25 Şubat – 6 Mart 1926 tarihinde Bakû’de gerçekleşen Birinci Türkoloji Kurultayı, yukarıda saydığımız kurultayların devamı niteliğini taşımaktadır. Kurultaya, Tataristan’dan 8 vekil, Başkurdistan’dan 3 vekil katılmıştır. Birinci Türkoloji Kurultayı’nda çeşitli konular gündeme alınmış, ancak gündemin en önemli konularından birisi de Latin Alfabesi’ne geçiş konusu olmuştur. İdil-Ural bölgesinde yaşayan Türkler o güne kadar Arap Alfabesi’ni kullanmış olup Arap Alfabesi’nden Latin’e geçme milleti geçmiş tarihinden, edebiyatından koparmak anlamına gelmektedir. Sovyetler önce bu değişime onay vermiş, daha sonra Latin Alfabesi’nin Türk Dünyası’nı birleştirmesinden korktukları için Kiril Alfabesi’ne değiştirmiştir. İdil-Ural Türkleri 10 yıl içinde 3 kez alfabe değiştirmiş ve tüm bunlar Tatar-Başkurt diline ve edebiyatına zarar vermiştir.

1920’lı yılarda başlayan Stalin’in aydın soykırımından Kazan Tatarları ve Başkurt Türkleri de nasibini almıştır.

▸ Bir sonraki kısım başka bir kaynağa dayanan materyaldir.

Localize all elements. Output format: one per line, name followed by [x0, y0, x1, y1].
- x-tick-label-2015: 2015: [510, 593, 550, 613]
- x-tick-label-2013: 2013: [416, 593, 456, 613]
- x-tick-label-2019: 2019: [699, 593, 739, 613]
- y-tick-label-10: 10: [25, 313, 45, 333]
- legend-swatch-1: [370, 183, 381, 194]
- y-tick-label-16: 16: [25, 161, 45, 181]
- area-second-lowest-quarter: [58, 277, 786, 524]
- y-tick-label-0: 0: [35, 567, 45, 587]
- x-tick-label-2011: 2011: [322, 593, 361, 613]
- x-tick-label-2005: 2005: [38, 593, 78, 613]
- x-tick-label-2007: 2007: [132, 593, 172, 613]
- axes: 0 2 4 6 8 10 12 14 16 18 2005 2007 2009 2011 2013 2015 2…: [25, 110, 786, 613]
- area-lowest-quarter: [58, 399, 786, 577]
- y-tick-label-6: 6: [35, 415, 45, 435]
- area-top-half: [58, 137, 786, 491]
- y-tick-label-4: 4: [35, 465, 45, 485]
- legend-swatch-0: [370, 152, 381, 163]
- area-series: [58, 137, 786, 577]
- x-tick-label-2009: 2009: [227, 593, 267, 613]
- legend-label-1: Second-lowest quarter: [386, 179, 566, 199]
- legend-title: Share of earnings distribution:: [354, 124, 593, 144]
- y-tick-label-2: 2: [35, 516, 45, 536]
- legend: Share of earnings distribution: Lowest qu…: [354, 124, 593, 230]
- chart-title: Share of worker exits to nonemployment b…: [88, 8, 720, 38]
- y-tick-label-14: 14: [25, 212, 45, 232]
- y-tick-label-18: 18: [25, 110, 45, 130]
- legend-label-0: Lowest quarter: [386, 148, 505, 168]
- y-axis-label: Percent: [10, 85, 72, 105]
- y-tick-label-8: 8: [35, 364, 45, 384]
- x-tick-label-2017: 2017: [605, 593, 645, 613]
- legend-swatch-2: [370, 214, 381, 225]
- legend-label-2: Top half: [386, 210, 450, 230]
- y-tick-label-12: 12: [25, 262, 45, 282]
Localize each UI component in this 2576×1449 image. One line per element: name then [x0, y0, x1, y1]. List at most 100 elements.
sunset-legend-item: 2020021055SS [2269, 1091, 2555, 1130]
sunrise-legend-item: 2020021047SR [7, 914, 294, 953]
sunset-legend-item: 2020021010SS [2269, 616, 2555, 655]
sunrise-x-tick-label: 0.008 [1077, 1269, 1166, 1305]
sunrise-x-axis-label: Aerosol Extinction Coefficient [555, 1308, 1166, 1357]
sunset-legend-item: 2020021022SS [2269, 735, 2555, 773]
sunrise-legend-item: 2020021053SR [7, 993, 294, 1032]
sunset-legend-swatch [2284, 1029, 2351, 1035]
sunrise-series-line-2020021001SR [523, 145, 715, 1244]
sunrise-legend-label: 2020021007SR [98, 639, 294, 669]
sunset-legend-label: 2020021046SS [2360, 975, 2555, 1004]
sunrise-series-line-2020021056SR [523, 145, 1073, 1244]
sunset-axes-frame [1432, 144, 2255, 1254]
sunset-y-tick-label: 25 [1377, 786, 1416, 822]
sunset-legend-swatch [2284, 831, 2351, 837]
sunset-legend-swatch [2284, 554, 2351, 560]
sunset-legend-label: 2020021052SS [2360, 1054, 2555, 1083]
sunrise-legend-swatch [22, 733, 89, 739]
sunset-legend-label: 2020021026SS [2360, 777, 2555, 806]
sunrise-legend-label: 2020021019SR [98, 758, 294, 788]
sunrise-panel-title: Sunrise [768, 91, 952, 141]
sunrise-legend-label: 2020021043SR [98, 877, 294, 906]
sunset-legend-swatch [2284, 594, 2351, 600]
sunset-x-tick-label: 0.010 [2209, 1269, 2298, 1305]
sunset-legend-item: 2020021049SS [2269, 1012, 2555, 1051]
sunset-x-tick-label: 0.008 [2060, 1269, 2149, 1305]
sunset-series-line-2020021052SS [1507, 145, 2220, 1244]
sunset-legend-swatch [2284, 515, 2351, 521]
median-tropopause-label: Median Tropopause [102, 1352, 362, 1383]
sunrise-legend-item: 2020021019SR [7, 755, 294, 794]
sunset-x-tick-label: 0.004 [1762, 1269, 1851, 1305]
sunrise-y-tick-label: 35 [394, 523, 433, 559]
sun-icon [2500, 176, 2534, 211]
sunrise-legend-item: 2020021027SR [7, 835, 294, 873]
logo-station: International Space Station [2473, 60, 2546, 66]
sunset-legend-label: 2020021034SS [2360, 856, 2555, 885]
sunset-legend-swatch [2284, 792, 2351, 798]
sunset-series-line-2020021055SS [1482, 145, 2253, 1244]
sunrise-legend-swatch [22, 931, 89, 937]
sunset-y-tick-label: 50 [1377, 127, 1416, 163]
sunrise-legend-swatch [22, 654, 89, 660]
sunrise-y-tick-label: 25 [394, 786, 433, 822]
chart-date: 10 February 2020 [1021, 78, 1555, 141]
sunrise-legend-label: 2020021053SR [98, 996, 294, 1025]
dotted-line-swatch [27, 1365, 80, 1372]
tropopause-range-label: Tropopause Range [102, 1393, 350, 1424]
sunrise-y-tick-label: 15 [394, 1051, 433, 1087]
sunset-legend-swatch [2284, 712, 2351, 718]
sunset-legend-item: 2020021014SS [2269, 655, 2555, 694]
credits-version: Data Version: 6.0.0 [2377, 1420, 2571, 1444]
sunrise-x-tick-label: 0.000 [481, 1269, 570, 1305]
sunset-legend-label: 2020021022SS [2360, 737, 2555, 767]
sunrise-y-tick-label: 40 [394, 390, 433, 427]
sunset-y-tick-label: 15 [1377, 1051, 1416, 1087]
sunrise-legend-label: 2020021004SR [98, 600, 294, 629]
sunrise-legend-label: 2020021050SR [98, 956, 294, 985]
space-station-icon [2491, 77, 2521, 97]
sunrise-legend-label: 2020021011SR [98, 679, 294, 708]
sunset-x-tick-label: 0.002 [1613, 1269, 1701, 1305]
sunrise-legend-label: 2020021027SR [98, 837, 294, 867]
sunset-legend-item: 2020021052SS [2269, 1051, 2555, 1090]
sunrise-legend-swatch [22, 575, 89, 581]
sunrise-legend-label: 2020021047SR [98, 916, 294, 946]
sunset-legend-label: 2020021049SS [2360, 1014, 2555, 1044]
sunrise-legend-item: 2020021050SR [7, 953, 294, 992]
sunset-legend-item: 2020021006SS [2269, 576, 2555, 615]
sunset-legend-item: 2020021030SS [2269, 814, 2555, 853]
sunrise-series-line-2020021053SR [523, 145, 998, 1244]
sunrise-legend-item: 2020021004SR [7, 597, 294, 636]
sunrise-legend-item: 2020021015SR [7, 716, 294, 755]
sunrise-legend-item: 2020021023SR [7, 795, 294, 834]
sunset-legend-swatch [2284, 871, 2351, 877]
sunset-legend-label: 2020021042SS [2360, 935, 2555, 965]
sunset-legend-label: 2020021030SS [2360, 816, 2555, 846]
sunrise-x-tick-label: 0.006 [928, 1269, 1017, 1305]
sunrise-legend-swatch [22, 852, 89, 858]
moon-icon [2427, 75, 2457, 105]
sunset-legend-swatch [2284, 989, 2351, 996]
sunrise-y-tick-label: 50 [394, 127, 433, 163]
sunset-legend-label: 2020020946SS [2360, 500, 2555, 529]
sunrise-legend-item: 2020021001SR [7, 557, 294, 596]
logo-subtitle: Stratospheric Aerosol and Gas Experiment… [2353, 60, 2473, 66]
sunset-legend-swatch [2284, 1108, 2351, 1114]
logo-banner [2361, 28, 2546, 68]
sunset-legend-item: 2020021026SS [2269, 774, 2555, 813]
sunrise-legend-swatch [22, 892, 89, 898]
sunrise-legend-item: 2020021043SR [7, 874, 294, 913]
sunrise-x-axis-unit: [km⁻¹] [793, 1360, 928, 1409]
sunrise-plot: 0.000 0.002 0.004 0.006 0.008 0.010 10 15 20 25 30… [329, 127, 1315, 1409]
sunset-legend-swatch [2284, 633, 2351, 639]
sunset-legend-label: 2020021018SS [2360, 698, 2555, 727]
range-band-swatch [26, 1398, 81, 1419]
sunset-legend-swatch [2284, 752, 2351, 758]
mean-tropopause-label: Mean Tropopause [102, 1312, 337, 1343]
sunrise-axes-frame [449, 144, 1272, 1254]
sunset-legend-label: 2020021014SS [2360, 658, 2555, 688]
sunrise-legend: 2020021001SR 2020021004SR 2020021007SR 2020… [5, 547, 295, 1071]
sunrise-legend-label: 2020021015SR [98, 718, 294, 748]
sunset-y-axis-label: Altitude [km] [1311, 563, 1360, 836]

Stalin (1879–1953) ve aydın soykırımı denince, ilk akla gelen isim ünlü Tatar devrimcisi Mirseyet Sultan Galiyev’dir (1892–1940). Sultan Galiyev ilk kez 4 Mayıs 1923 tarihinde yakalanmış olup, toplam 3 kez tutuklanmış, 2 defa ölüm cezasına çarptırılmış ve 28 Ocak 1940 tarihinde Moskova’nın Lefort Cezaevi’nde idam edilmiştir. 1928 yılından sonra Sultan Galiyev’in adı “karşı devrimci örgüt” lideri olarak anılmaya başlamış, onun yakın çevresinde olan insanlar “Sultan Galiyevci” suç damgasıyla tutuklanmıştır. Bu bağlamda 77 kişi tutuklanmış, 21’i idam, 11’i on yıl hapis, 24’ü beş yıl hapis, 11’i üç yıl hapis, 9 kişi 3 yıl sürgün cezasına çarptırılmıştır. 1937–1938 yıllarında “Sultan Galiyevci” olarak suçlananların büyük çoğunluğu idam edilmiştir. Bunun yanı sıra 1930’lı yıllarda Kazan Tatarları Ural Dağlarının ötesine sürgüne gönderilmiştir. Varlıklı köylüler (kulak), din adamaları, siyasi suçlular ve aileleri başta olmak üzere “halk düşmanı” damgası vurulan 60 bin civarında Tatar-Başkurt, Magnitogorsk şehrindeki demir çelik fabrikasının yapımı için yük vagonlarıyla Ural’ın öteki tarafına sürülmüştür. Birçok insan yolda hayatını kaybetmiş, hayatta kalanlar da açlık, soğuk ve hastalıklarla mücadele ederek uzun saatler çalışmak zorunda bırakılmıştır. Resmi rakamlara göre 1931 yılının ilk yarısında Magnitogorsk şehrinde doğum sayısı 236, ölüm sayısı ise 5051’dir. 18 Ekim 1991 tarihinde “Siyasî Zulüm Kurbanlarının Aklanması” kararı çıkmış ise de bu karar zulme uğrayanların yaralarına merhem olamamıştır. Açlık, sürgüne maruz kalan İdil-Ural Türklerinin büyük çoğunluğu bugün vatanının dışında yaşamaktadır. Örneğin, 7 milyon Kazan Tatarının ancak %25’i bugün Tataristan’da ikamet etmektedir, geriye kalan kısmı ise Rusya sınırları içerisindeki topraklarda, bir kısmı ise yurt dışındadır. Bu bağlamda Kazan Tatarları arasında “Tatarın toprağı yok, Tatarsız toprak yok” şeklinde bir atasözü vardır.